The private rented sector (PRS) in the UK has long been thought of as a precarious tenure due to insecure tenancies and unaffordable rents, coupled with uneven tenant-landlord relations (see, Hoolachan et al., 2017; Waldron, 2022). Precarity, as a concept, first originated in relation to labour market studies (Marti, 2019). It describes transformations in the labour market that have taken place under neoliberalism and is epitomised by the rise of both zero-hours contracts and the gig-economy in recent years.

Precarious working not only results in low and unpredictable pay, but also more informal and casualised labour. Sociologists like Standing (2014) have argued these conditions in turn have given rise to a new ‘precariat’ class that are united by their shared conditions of unstable and insecure labour. Yet precarity is also experienced in a housing context. As more and more households find themselves renting in the private rented sector, and for longer periods of their lives, growing sections of the population find themselves vulnerable. This vulnerability is however experienced highly unevenly. Precarity then, has much to tell us about peoples’ experiences of deregulated rental housing, but also about how these experiences are highly differentiated (Lombard, 2021).

Whilst there is an emergent literature on housing precarity within the private rented sector, it often lacks an inter-sectional lens. This reflects the strong influence of political economy on conceptual understandings of housing precarity (Madden and Marcuse, 2016). Whilst class is important, renters often have multiple vulnerabilities that heighten their risk of precarity beyond their economic and labour market position. This may include, for example their ethnicity, citizenship status, gender, age, and whether or not they have a disability.

Much has been written already about younger renters and the inter-generational tensions experienced between ‘Generation Rent’ and ‘Baby Boomers’ (McKee, 2012). This literature emphasises changes in the housing opportunities and experiences of young people versus previous generations, but also how this is interwoven with insecurity of work and income. Not only are labour markets more insecure, but the last decade of welfare reforms in the UK have also reduced the support available to young people at a time when student debt has also risen. In his work, Standing also highlighted ‘youth’ to be a core component of the precariat.

Research and advocacy work has also drawn attention to the plight of middle aged and older renters within the PRS, and how insecurity, unaffordability and poor conditions have combined to create barriers to ‘aging in place’ (Age UK, 2022). Like older renters, disabled households can also find it more difficult to access and/or adapt a property to meet their needs. Landlords may not always be willing to allow modifications. But even when adaptations are permitted, insecurity of tenure means disabled renters may be asked to leave the property before they necessarily are ready or want to move on. Finding a new rented property that is both affordable and accessible may not necessarily be straightforward either.

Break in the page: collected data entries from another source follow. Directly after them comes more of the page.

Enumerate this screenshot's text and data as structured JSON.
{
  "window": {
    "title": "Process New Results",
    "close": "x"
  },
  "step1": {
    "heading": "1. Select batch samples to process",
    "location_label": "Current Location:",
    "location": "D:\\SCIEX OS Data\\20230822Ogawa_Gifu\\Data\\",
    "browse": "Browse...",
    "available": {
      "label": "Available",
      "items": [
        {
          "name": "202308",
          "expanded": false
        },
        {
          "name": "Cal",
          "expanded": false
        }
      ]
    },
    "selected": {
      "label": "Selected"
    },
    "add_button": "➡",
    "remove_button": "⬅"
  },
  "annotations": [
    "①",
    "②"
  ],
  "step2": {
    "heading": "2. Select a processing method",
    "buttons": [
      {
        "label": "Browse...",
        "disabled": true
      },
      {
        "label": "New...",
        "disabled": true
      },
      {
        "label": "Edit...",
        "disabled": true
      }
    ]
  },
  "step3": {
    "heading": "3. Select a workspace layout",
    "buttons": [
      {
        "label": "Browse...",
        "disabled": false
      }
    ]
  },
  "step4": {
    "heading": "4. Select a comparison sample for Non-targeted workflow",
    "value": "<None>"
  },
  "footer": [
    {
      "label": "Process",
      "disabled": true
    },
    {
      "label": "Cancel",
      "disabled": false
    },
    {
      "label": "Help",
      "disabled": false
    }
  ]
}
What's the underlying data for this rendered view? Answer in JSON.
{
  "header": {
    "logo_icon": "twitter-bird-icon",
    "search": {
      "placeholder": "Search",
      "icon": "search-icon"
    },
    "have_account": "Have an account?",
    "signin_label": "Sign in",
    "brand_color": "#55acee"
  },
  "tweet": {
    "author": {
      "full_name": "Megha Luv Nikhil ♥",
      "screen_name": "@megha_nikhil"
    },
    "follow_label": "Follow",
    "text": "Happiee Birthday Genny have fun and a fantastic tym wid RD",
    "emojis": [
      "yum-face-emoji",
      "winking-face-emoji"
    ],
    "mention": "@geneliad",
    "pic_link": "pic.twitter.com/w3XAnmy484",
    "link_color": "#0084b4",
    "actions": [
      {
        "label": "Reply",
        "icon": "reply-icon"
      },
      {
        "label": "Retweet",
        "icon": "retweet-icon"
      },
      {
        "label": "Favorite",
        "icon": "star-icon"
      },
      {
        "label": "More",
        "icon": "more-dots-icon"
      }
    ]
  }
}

The migration literature has also long highlighted the housing barriers facing new entrants to the UK, which leads them to be concentrated at the bottom-end of the PRS where conditions are the worst (Lombard, 2021). They are especially vulnerable to exploitation given their higher risk of precarious housing and precarious work. In addition, the introduction of the ‘right to rent’ legislation in England has also led to additional landlord checks to confirm the applicant has the right to rent. This impacts not only migrants, but any applicant the landlord presumes not to be British. Ethnic minorities in general also tend to be more heavily concentrated in the PRS, due to historic discrimination and/or difficulties in accessing mortgage finance (Finney and Harries, 2013).

With regards to gender, women face a multitude of structural inequalities that impact their income and earning potential. They are also at greater risk of gender-based violence. Combined these factors can make it difficult for them to afford to access and sustain a PRS tenancy (DAHA, 2020). Yet there has also been limited investigation into the interconnections between gender, housing precarity and violence against women.

If we wish to fully understand housing precarity it therefore remains critical to consider how these intersecting aspects of renters’ identities combine to shape their experiences of the PRS. Empirically, this goal has never been more vital given the PRS not only continues to grow in size, but individuals are also facing unprecedented cost-of-living increases, including rising rents. Precarious housing not only exerts negative impacts on renters’ wellbeing, but ultimately undermines their ability to put down roots and make a ‘home’ (Easthope, 2014). Whilst governments across the UK are beginning to recognise these impacts and have, or are currently, taking forward sector reforms, progress nonetheless remains uneven due to the devolved nature of housing and social policy. Geography is therefore a further, critical factor that shapes both experiences of housing precarity and the necessary solutions that must emerge.